コンビーナ:小槻 峻司(千葉大学 環境リモートセンシング研究センター)、林 武司(秋田大学教育文化学部)、福士 圭介(金沢大学環日本海域環境研究センター)、濱 侃(千葉大学大学院園芸学研究院)、座長:福士 圭介(金沢大学環日本海域環境研究センター)

09:45 〜 10:00

[AHW18-04] Optimizing Rice Crop Yield Predictions in the Vietnamese Mekong Delta: An Integrated Crop Modeling and Machine Learning Approach

*Le Dang1,2、Hiroshi ISHIDAIRA1、Phung Ky Nguyen3、Kazuyoshi SOUMA1、Jun MAGOME1、Bay Thi Nguyen4 (1.Interdisciplinary Centre for River Basin Environment, University of Yamanashi,、2.Faculty of Environment, University of Science, Vietnam National University Ho Chi Minh City, Ho Chi Minh City, Vietnam、3.Thu Duc People's Committee, Ho Chi Minh City, Vietnam、4.Faculty of Civil Engineering, University of Technology, Vietnam National University Ho Chi Minh City, Ho Chi Minh City, Vietnam)

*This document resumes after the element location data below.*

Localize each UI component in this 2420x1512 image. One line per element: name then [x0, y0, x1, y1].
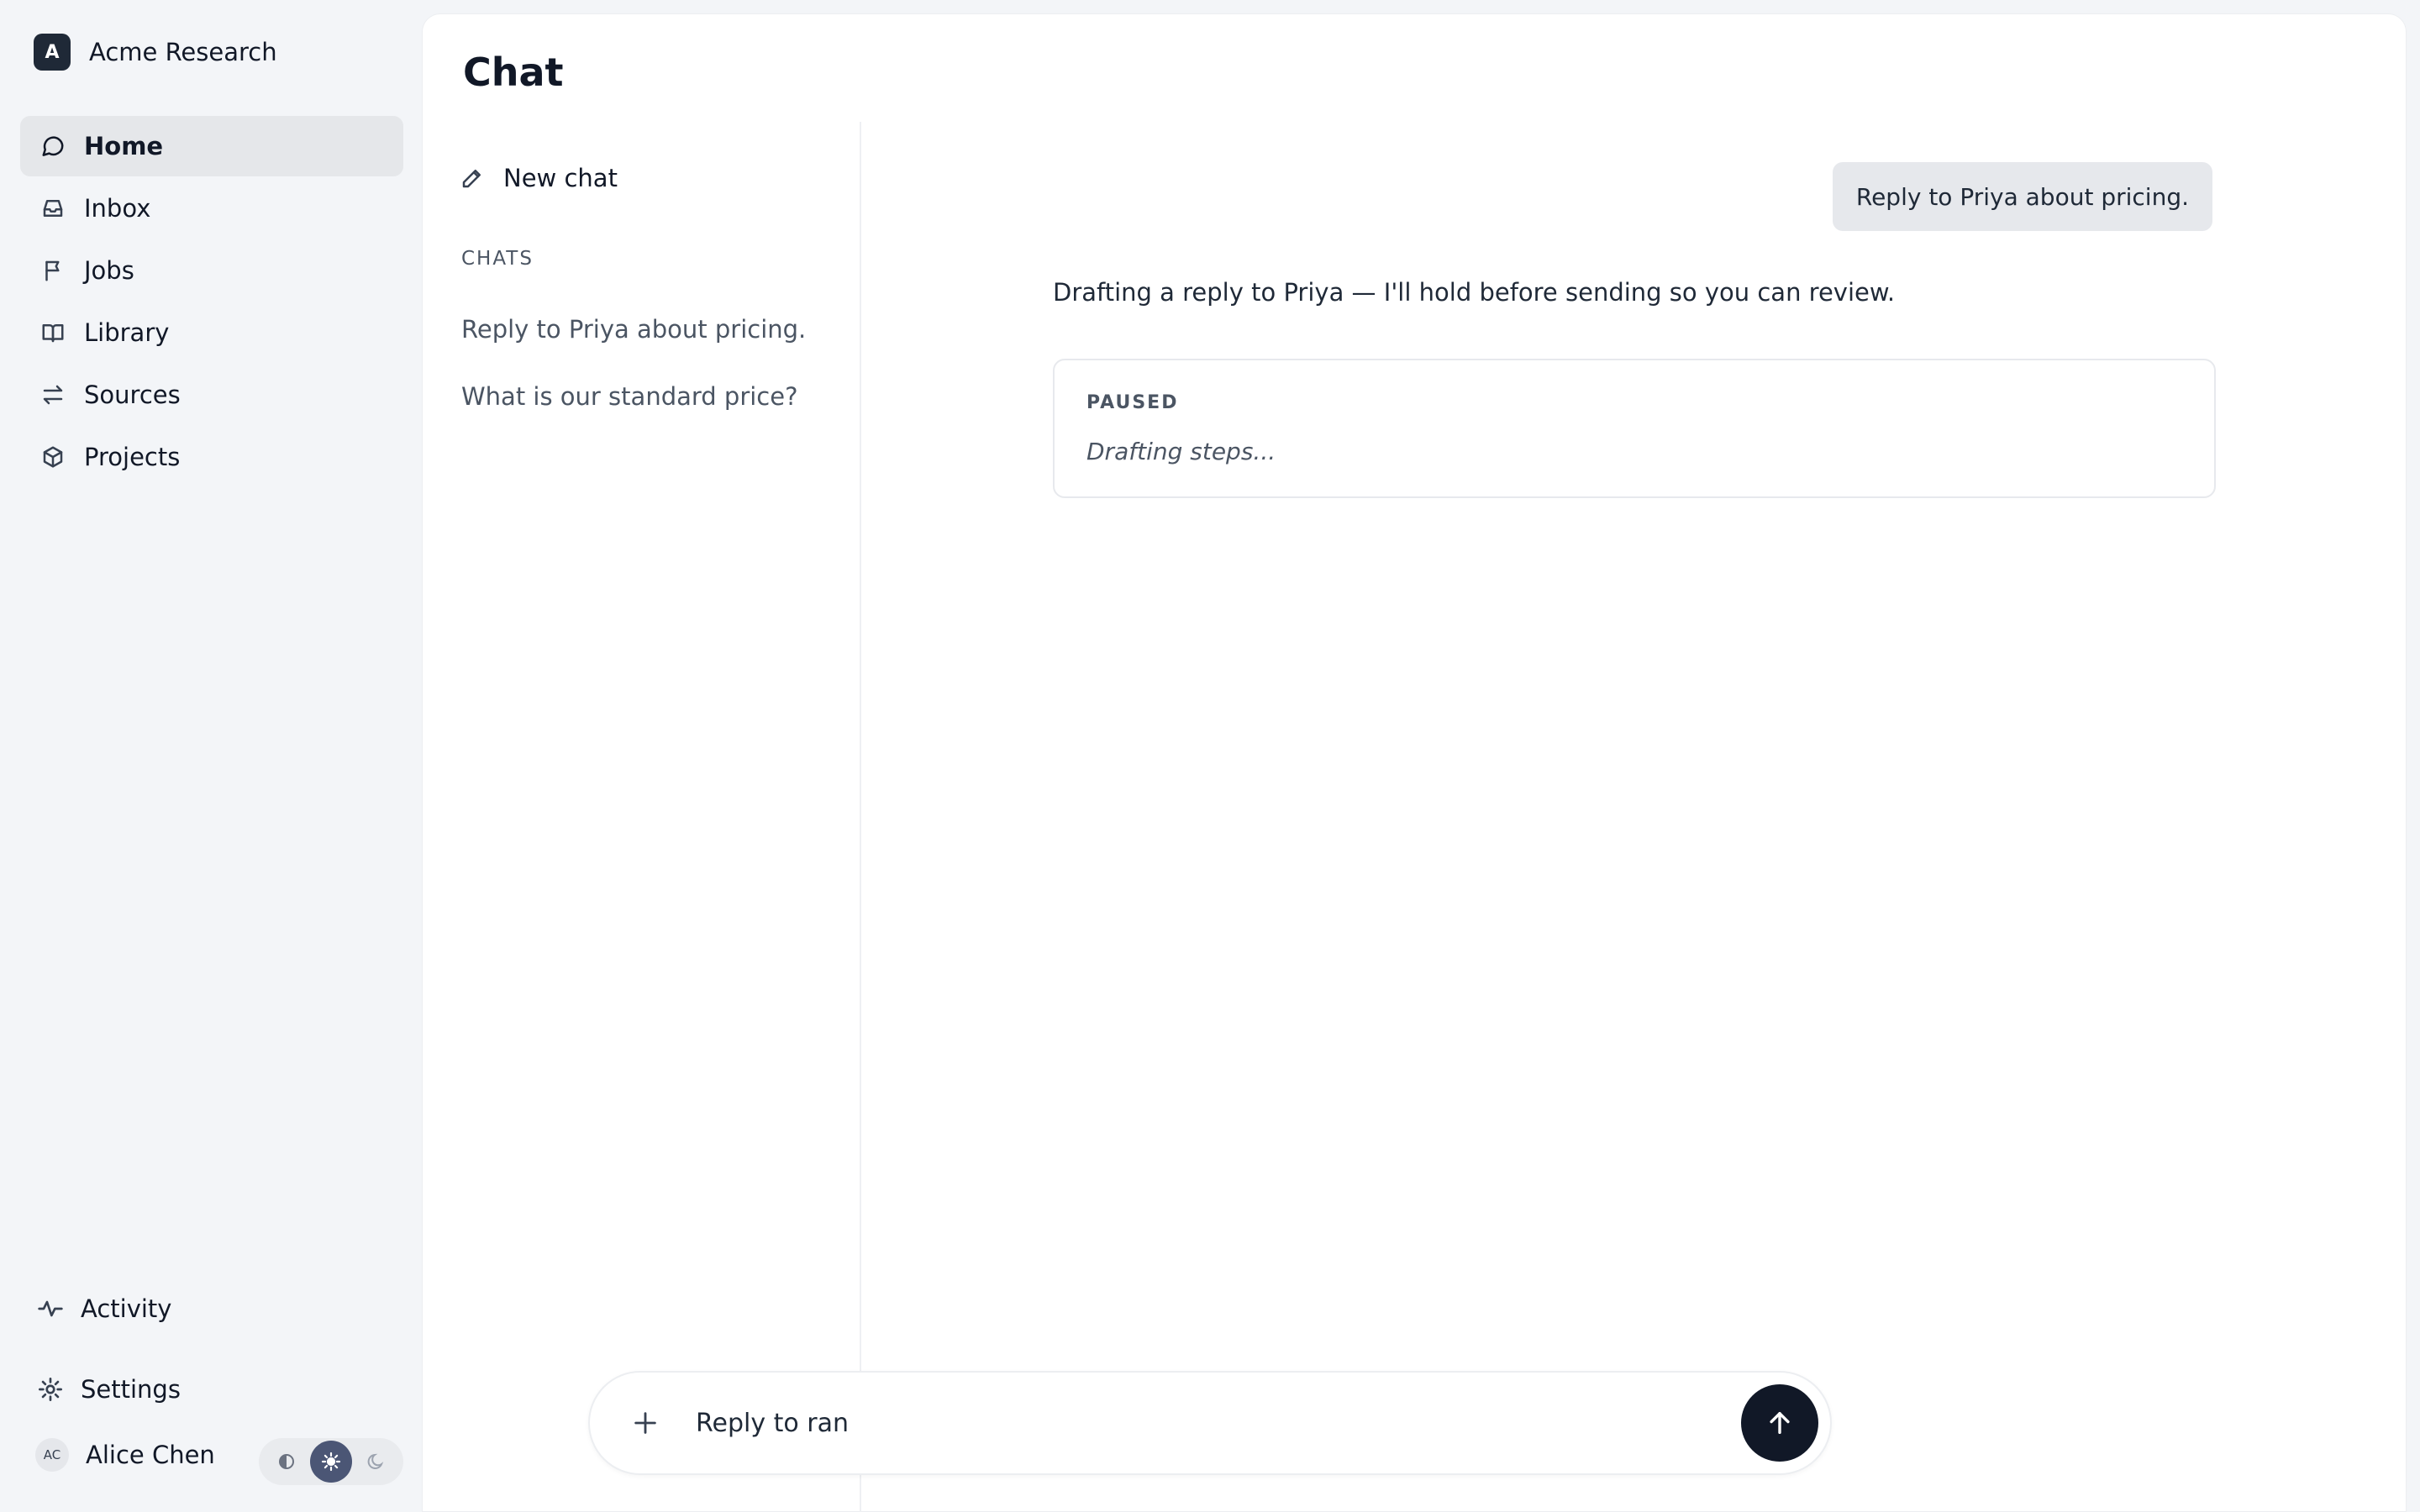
main-panel: Chat New chat CHATS Reply to Priya about…	[422, 13, 2407, 1512]
page-title: Chat	[463, 50, 564, 95]
conversation-panel: Reply to Priya about pricing. Drafting a…	[861, 122, 2406, 1512]
sidebar-item-projects[interactable]: Projects	[20, 427, 403, 487]
sidebar-item-label: Projects	[84, 443, 181, 471]
sidebar-item-label: Settings	[81, 1375, 181, 1404]
theme-contrast-button[interactable]	[266, 1441, 308, 1483]
sidebar: A Acme Research Home Inbox Jobs Library	[0, 0, 422, 1512]
message-input[interactable]	[696, 1398, 1704, 1448]
new-chat-button[interactable]: New chat	[460, 164, 618, 192]
user-message-bubble: Reply to Priya about pricing.	[1832, 162, 2212, 231]
arrows-swap-icon	[43, 385, 63, 405]
sidebar-item-label: Inbox	[84, 194, 151, 223]
sidebar-item-home[interactable]: Home	[20, 116, 403, 176]
theme-dark-button[interactable]	[355, 1441, 397, 1483]
chat-list-panel: New chat CHATS Reply to Priya about pric…	[423, 122, 861, 1512]
brand[interactable]: A Acme Research	[34, 34, 277, 71]
new-chat-label: New chat	[503, 164, 618, 192]
brand-logo: A	[34, 34, 71, 71]
attach-button[interactable]	[627, 1404, 664, 1441]
activity-pulse-icon	[38, 1300, 63, 1317]
sidebar-item-activity[interactable]: Activity	[20, 1282, 403, 1336]
plus-icon	[634, 1412, 656, 1434]
user-profile[interactable]: AC Alice Chen	[35, 1438, 215, 1472]
chat-list-item[interactable]: Reply to Priya about pricing.	[461, 315, 806, 344]
chats-heading: CHATS	[461, 248, 534, 270]
user-name: Alice Chen	[86, 1441, 215, 1469]
sidebar-item-inbox[interactable]: Inbox	[20, 178, 403, 239]
sidebar-item-label: Sources	[84, 381, 181, 409]
theme-light-button[interactable]	[309, 1441, 352, 1483]
assistant-message: Drafting a reply to Priya — I'll hold be…	[1053, 278, 1896, 307]
theme-switch	[259, 1438, 403, 1485]
pencil-icon	[462, 170, 481, 188]
sidebar-item-jobs[interactable]: Jobs	[20, 240, 403, 301]
flag-icon	[45, 260, 60, 281]
sidebar-item-label: Jobs	[84, 256, 134, 285]
sidebar-item-label: Library	[84, 318, 170, 347]
sidebar-item-label: Activity	[81, 1294, 172, 1323]
brand-name: Acme Research	[89, 38, 277, 66]
message-circle-icon	[42, 136, 64, 156]
sun-icon	[321, 1452, 341, 1472]
avatar: AC	[35, 1438, 69, 1472]
sidebar-item-settings[interactable]: Settings	[20, 1362, 403, 1416]
sidebar-item-label: Home	[84, 132, 164, 160]
chat-list-item[interactable]: What is our standard price?	[461, 382, 797, 411]
app-window: A Acme Research Home Inbox Jobs Library	[0, 0, 2420, 1512]
arrow-up-icon	[1770, 1411, 1790, 1435]
inbox-icon	[43, 200, 63, 217]
contrast-icon	[278, 1454, 294, 1469]
status-text: Drafting steps...	[1086, 438, 1276, 465]
box-icon	[43, 446, 63, 468]
book-open-icon	[42, 324, 64, 343]
message-composer	[588, 1371, 1832, 1475]
sidebar-item-sources[interactable]: Sources	[20, 365, 403, 425]
main-nav: Home Inbox Jobs Library Sources Projects	[20, 116, 403, 489]
send-button[interactable]	[1741, 1384, 1818, 1462]
moon-icon	[367, 1453, 384, 1469]
status-badge: PAUSED	[1086, 392, 1179, 413]
gear-icon	[39, 1378, 62, 1401]
status-card: PAUSED Drafting steps...	[1053, 359, 2216, 498]
sidebar-item-library[interactable]: Library	[20, 302, 403, 363]
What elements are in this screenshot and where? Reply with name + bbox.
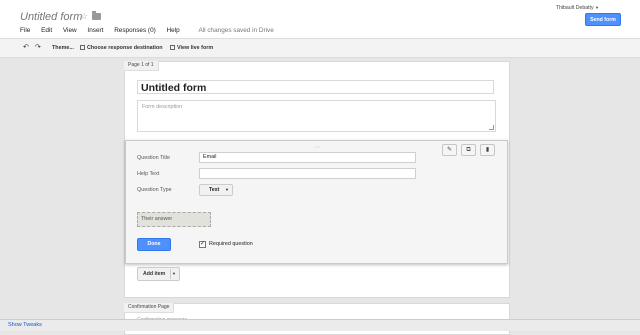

キーワード:Machine learning algorithms, DSSAT, Rice yield, Vietnamese Mekong Delta

Rice production holds a crucial role in Vietnam's food security, rural employment, and foreign exchange, with the majority originating from the Vietnamese Mekong Delta (VMD). This study aims to assess the potential of integrating the Decision Support System for Agrotechnology Transfer (DSSAT) model and machine learning algorithms including Random Forest (RF), Support Vector Regression (SVR), Bayesian Ridge (BRR), Gradient Boosting (GB) and Extreme Gradient Boosting (XGBoost) to predict and proactively manage rice productivity factors in Long Phu district, Soc Trang province, VMD. The DSSAT model, applied for simulating rice productivity from 2015 to 2020, utilizes daily meteorological data, soil characteristics, crop varieties, irrigation regime and cultivation management information as input data. The machine learning models incorporates rice yield from DSSAT output along with daily minimum and maximum temperatures, daily precipitation, daily solar radiation, and dailywind speed. With a high coefficient of determination (R2) of 0.92 and normalized root mean square error (nRMSE) of 1.39, the DSSAT model serves as a suitable input for machine learning models.Random Forest, Support Vector Regression, XGBoost, Ridge Regression, and Gradient Boosting algorithms all demonstrating R2 values exceeding 0.9. This affirms their efficacy in simulating rice yield, essential for early issue identification and yield optimization.